Imagine I'm spending five minutes on a treadmill, I'm walking five hundred metres or I'm there at school for two hours or so.
The next thing you need to be able to achieve.
You need to choose a goal that you can do.
I've got no doubt and we know in our clinic that patients will achieve more and more but they have to start by something they actually can do.
The next goal is that the goal has to be realistic.
Um… and that means really timewise.
You know everybody is busy during the day and you have to be able be able to fit in your activity during that day.
And finally you need to… achieve these goals according to a timetable.
That's usually a weekly timetable, and at the end of that you can review your week, see how you did and then replan your goals for the next week, hopefully in increasing them.
Our goal with my physio was to get the leg… get the foot still moving because the achilles tendon could've tightened and shortened and therefore stopped me from walking properly… and I would've had to have surgery and all those things.
One of the specific goals that we had working with my physio was just to get weight from the foot to the ground.
So that was an essential one of course.
The method which we used was scales, so… we had a process where it would be just trying to see each week how much you could get on.
So we started at the base weight of zero grams, of course not being able to have any.
So by the end of week one I was just seeing if I could get the scale notch to move just slightly.
And as it progressed further and further through the year and we got more results out of it through working with our physio, it got to the stage where I was trying to see if I could jump from ten grams to twenty grams, up to a kilo, up to two kilos et cetera.
So it was just about perseverance and just… keeping a weekly goal and being strict with it.
And just working through and through and through with these goals.
So one thing I would say to people out there is that don't set your goals too high because if you set your self up to say "Well I'm at this point now, I'm in the early stages and I'm going to be walking in four weeks" then you're not going to get there realistically.
You've got to keep yourself realistic and know that you've just got to work towards that major goal.
And that it will take time.
But you've just got to work with it and you've got to persevere.
And so the mini goals were spanned over a week of just putting extra bits of weight on it here and there, here and there and just getting it going.
But… I guess the first major goal was just being able to put say, a certain amount of weight on that foot.
And so what might've been a significant weight of say twenty kilos or something.
And once we got to that goal that was one of my major goals.
So it was just having that major goal to work with but also the mini goals in-between to get there.
So I think the way to think about goals, especially with me was that the major goals that I can set over a three month period and the mini goals are something that might be just set over a week.

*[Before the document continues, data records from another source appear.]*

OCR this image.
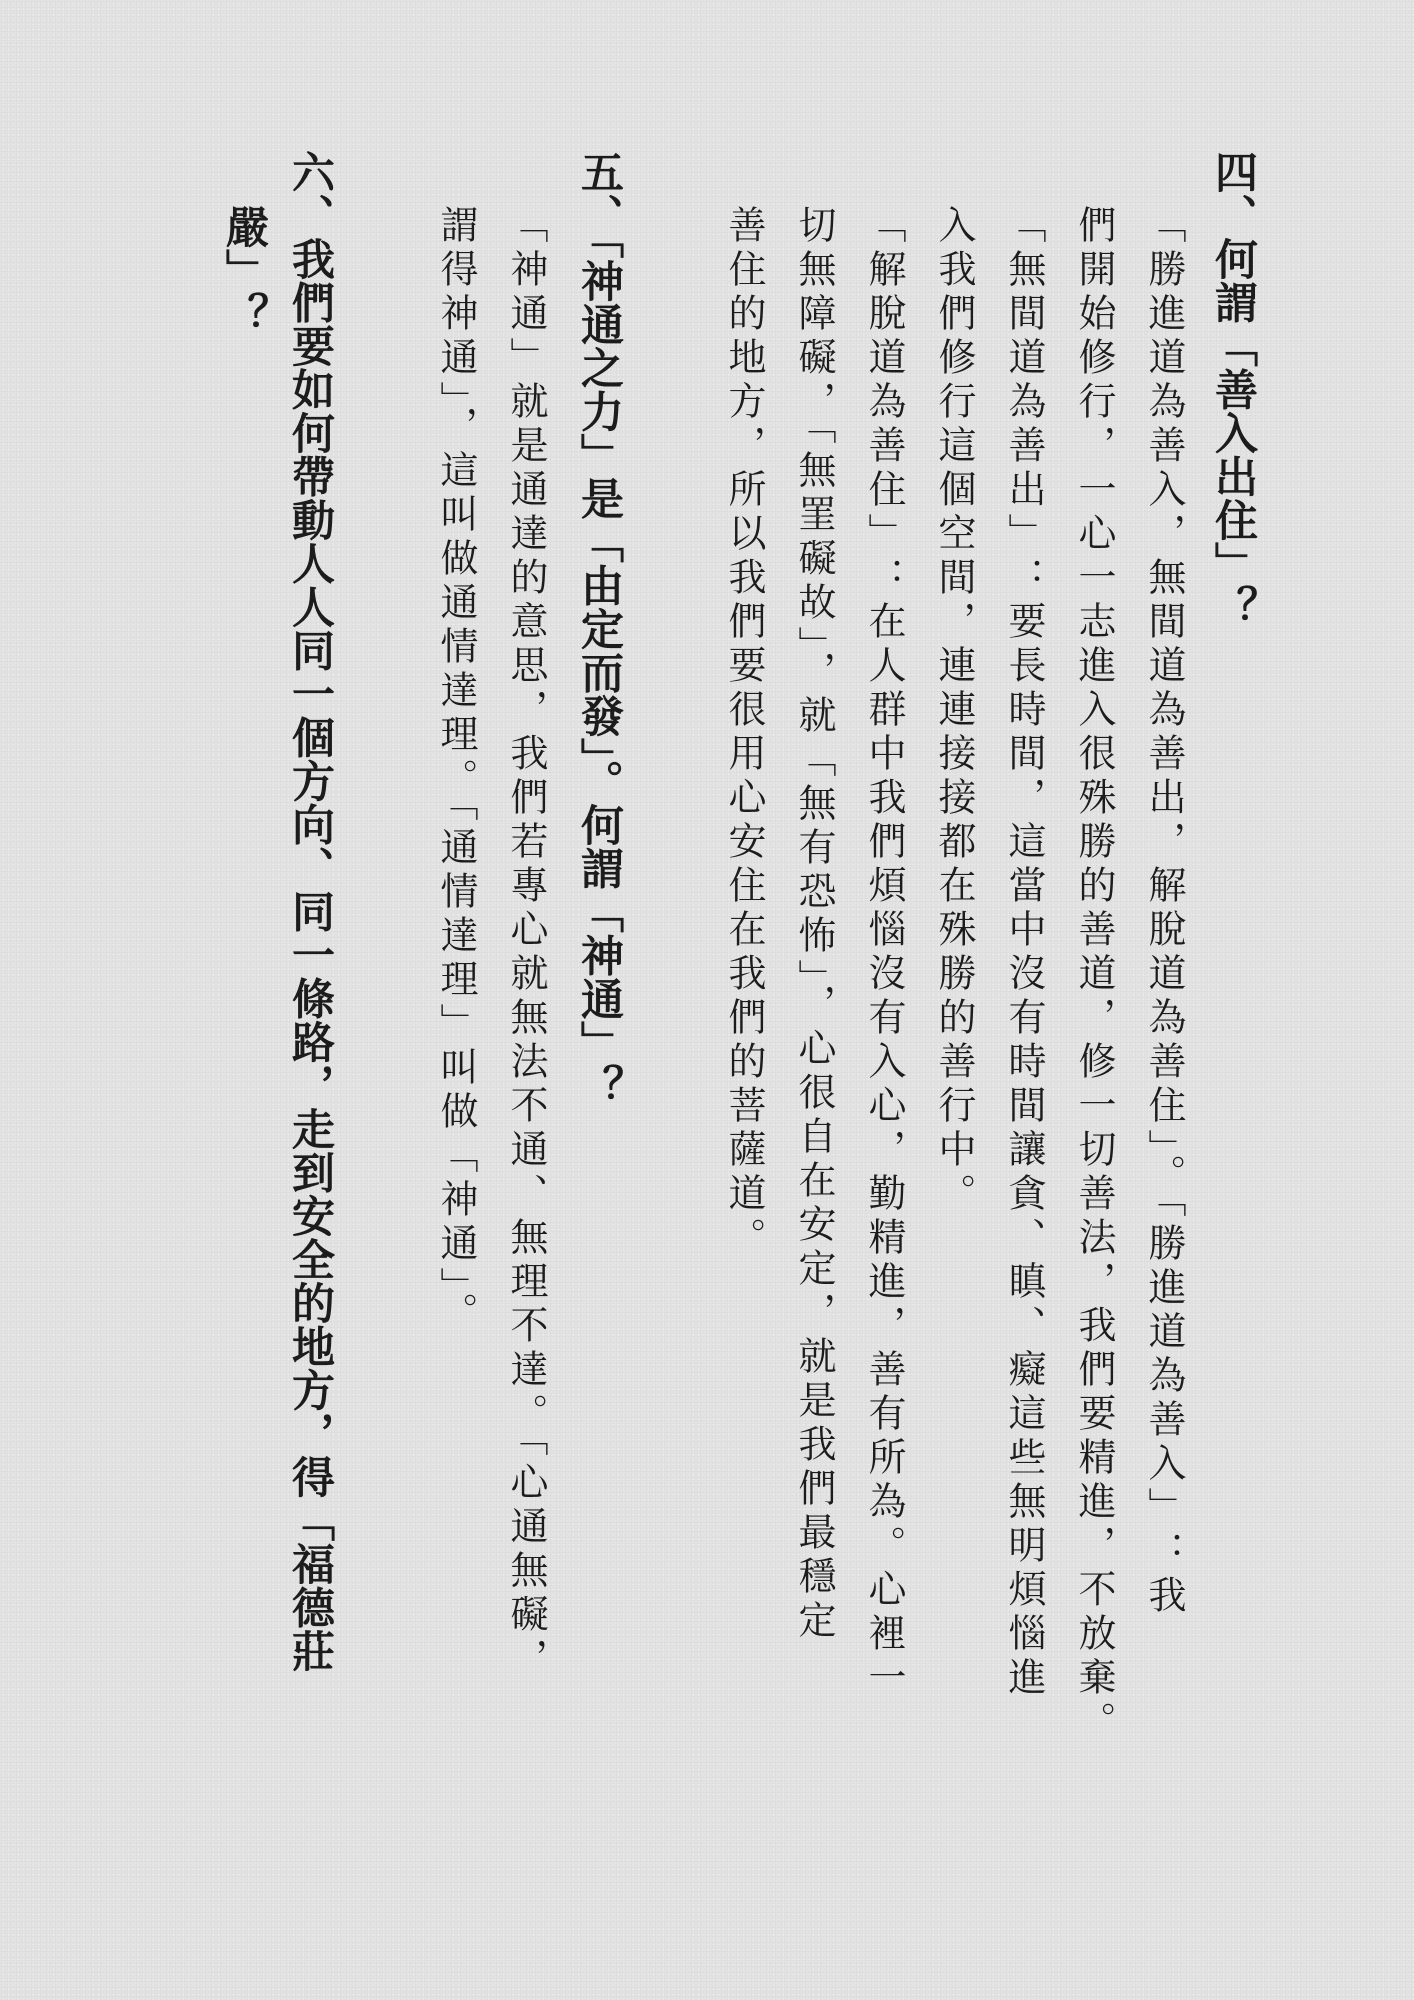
四、何謂「善入出住」？
「勝進道為善入，無間道為善出，解脫道為善住」。「勝進道為善入」：我
們開始修行，一心一志進入很殊勝的善道，修一切善法，我們要精進，不放棄。
「無間道為善出」：要長時間，這當中沒有時間讓貪、瞋、癡這些無明煩惱進
入我們修行這個空間，連連接接都在殊勝的善行中。
「解脫道為善住」：在人群中我們煩惱沒有入心，勤精進，善有所為。心裡一
切無障礙，「無罣礙故」，就「無有恐怖」，心很自在安定，就是我們最穩定
善住的地方，所以我們要很用心安住在我們的菩薩道。
五、「神通之力」是「由定而發」。何謂「神通」？
「神通」就是通達的意思，我們若專心就無法不通、無理不達。「心通無礙，
謂得神通」，這叫做通情達理。「通情達理」叫做「神通」。
六、我們要如何帶動人人同一個方向、同一條路，走到安全的地方，得「福德莊
嚴」？
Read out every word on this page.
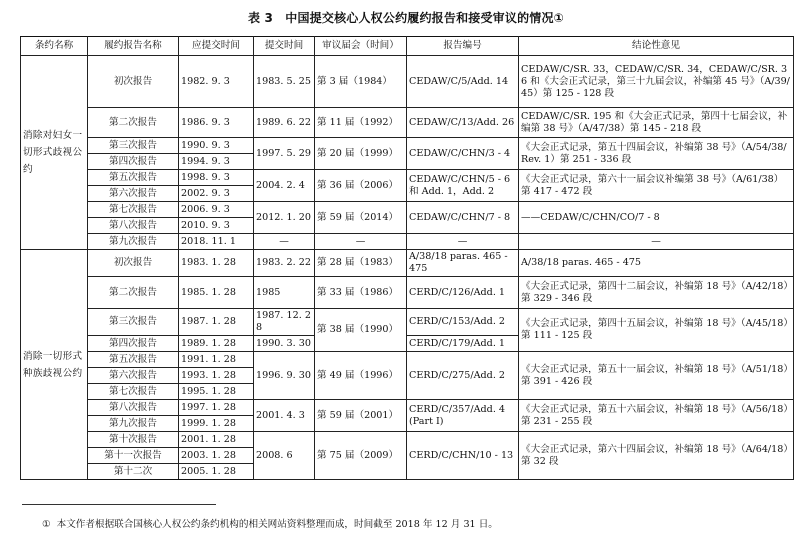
表 3　中国提交核心人权公约履约报告和接受审议的情况①
条约名称	履约报告名称	应提交时间	提交时间	审议届会（时间）	报告编号	结论性意见
消除对妇女一切形式歧视公约	初次报告	1982. 9. 3	1983. 5. 25	第 3 届（1984）	CEDAW/C/5/Add. 14	CEDAW/C/SR. 33，CEDAW/C/SR. 34，CEDAW/C/SR. 36 和《大会正式记录，第三十九届会议，补编第 45 号》（A/39/45）第 125 - 128 段
	第二次报告	1986. 9. 3	1989. 6. 22	第 11 届（1992）	CEDAW/C/13/Add. 26	CEDAW/C/SR. 195 和《大会正式记录，第四十七届会议，补编第 38 号》（A/47/38）第 145 - 218 段
	第三次报告	1990. 9. 3	1997. 5. 29	第 20 届（1999）	CEDAW/C/CHN/3 - 4	《大会正式记录，第五十四届会议，补编第 38 号》（A/54/38/Rev. 1）第 251 - 336 段
	第四次报告	1994. 9. 3				
	第五次报告	1998. 9. 3	2004. 2. 4	第 36 届（2006）	CEDAW/C/CHN/5 - 6 和 Add. 1，Add. 2	《大会正式记录，第六十一届会议补编第 38 号》（A/61/38）第 417 - 472 段
	第六次报告	2002. 9. 3				
	第七次报告	2006. 9. 3	2012. 1. 20	第 59 届（2014）	CEDAW/C/CHN/7 - 8	——CEDAW/C/CHN/CO/7 - 8
	第八次报告	2010. 9. 3				
	第九次报告	2018. 11. 1	—	—	—	—
消除一切形式种族歧视公约	初次报告	1983. 1. 28	1983. 2. 22	第 28 届（1983）	A/38/18 paras. 465 - 475	A/38/18 paras. 465 - 475
	第二次报告	1985. 1. 28	1985	第 33 届（1986）	CERD/C/126/Add. 1	《大会正式记录，第四十二届会议，补编第 18 号》（A/42/18）第 329 - 346 段
	第三次报告	1987. 1. 28	1987. 12. 28	第 38 届（1990）	CERD/C/153/Add. 2	《大会正式记录，第四十五届会议，补编第 18 号》（A/45/18）第 111 - 125 段
	第四次报告	1989. 1. 28	1990. 3. 30		CERD/C/179/Add. 1	
	第五次报告	1991. 1. 28	1996. 9. 30	第 49 届（1996）	CERD/C/275/Add. 2	《大会正式记录，第五十一届会议，补编第 18 号》（A/51/18）第 391 - 426 段
	第六次报告	1993. 1. 28				
	第七次报告	1995. 1. 28				
	第八次报告	1997. 1. 28	2001. 4. 3	第 59 届（2001）	CERD/C/357/Add. 4 (Part I)	《大会正式记录，第五十六届会议，补编第 18 号》（A/56/18）第 231 - 255 段
	第九次报告	1999. 1. 28				
	第十次报告	2001. 1. 28	2008. 6	第 75 届（2009）	CERD/C/CHN/10 - 13	《大会正式记录，第六十四届会议，补编第 18 号》（A/64/18）第 32 段
	第十一次报告	2003. 1. 28				
	第十二次	2005. 1. 28				
① 本文作者根据联合国核心人权公约条约机构的相关网站资料整理而成，时间截至 2018 年 12 月 31 日。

And of course keeping those mini goals realistic and just making sure they're something that's achievable in that week or two weeks if need be.

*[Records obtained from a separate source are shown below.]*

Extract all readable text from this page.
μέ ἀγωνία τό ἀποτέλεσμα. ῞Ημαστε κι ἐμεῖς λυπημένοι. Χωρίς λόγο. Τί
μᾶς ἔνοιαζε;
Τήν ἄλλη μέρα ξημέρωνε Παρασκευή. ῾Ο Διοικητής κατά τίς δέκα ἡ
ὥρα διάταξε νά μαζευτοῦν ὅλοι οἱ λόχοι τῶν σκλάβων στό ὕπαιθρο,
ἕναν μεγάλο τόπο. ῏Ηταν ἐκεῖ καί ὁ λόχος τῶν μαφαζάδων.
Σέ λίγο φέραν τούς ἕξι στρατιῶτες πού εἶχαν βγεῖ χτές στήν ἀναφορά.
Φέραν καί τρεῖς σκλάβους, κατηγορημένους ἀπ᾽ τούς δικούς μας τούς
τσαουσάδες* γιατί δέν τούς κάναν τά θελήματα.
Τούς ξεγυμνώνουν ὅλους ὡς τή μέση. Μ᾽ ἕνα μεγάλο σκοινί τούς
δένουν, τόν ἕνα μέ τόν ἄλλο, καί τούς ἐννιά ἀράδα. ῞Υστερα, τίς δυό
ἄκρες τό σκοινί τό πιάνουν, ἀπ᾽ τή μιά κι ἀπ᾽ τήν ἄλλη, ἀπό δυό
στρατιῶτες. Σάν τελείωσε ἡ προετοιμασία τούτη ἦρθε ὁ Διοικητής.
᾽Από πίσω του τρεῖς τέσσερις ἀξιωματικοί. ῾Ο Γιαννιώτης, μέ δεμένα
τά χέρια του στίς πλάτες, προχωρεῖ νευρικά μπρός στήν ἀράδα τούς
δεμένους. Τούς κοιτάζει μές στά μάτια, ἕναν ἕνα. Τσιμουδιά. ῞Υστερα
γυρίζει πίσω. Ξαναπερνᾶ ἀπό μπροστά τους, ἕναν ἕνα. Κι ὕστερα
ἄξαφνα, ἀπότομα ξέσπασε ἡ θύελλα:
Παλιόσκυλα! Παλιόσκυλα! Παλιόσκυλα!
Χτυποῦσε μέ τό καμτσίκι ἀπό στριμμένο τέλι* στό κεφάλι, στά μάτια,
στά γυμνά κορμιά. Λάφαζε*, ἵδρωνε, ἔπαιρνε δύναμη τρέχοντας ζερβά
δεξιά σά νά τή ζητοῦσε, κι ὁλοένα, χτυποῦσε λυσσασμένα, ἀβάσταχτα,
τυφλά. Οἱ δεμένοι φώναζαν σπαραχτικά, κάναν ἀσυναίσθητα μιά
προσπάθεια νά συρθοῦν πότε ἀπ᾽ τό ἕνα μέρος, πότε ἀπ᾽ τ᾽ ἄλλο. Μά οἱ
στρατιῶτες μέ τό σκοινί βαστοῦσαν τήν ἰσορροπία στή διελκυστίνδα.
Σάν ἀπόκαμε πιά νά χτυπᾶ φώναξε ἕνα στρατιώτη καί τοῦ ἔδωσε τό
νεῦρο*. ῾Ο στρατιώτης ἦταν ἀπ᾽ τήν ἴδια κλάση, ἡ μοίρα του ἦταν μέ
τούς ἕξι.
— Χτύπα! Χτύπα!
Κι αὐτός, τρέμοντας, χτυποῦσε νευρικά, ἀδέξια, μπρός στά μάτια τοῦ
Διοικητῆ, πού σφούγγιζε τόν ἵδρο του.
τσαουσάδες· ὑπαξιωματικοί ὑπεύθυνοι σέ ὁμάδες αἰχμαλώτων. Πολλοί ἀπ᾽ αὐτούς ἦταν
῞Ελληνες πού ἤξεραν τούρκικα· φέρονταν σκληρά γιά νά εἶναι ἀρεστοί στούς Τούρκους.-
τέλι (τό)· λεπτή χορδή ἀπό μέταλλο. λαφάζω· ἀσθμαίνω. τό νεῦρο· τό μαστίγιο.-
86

So remember, the goals have to be specific, measurable, achievable, realistic and time targeted.
Some people call those 'Smart Goals'.
But in essence it's all about you getting back on track and increasing your fitness on a week by week basis.
And another thing about goals is that there's no harm in setting yourself rewards for achieving those goals.
We know how hard it is for you to do that and it's good that you reward yourself for the effort that you've put in.
Well as with much of the whole journey that we've travelled over the last decade of… having a child with chronic pain and a debilitating condition, it's been a whole learning process and we've set small goals rather than try to dive right in the deep end we've actually started out little bits at a time and celebrated small successes because… anything that's a step forward is a benefit to all of us.
We feel excited he feels confident, he feels happy that he's achieved this.
So every time I reached one of my mini goals as a part of that big goal of getting my foot to move more, um… it was just, it wasn't necessarily give myself a chocolate bar every time you got somewhere.
It was just a psychological boost of saying "Yes, I got that one… Let's move to the next one.
" And it was just kind of rolling over and over and just knowing that we had to work towards the next one and to the next one and just moving forward all the time.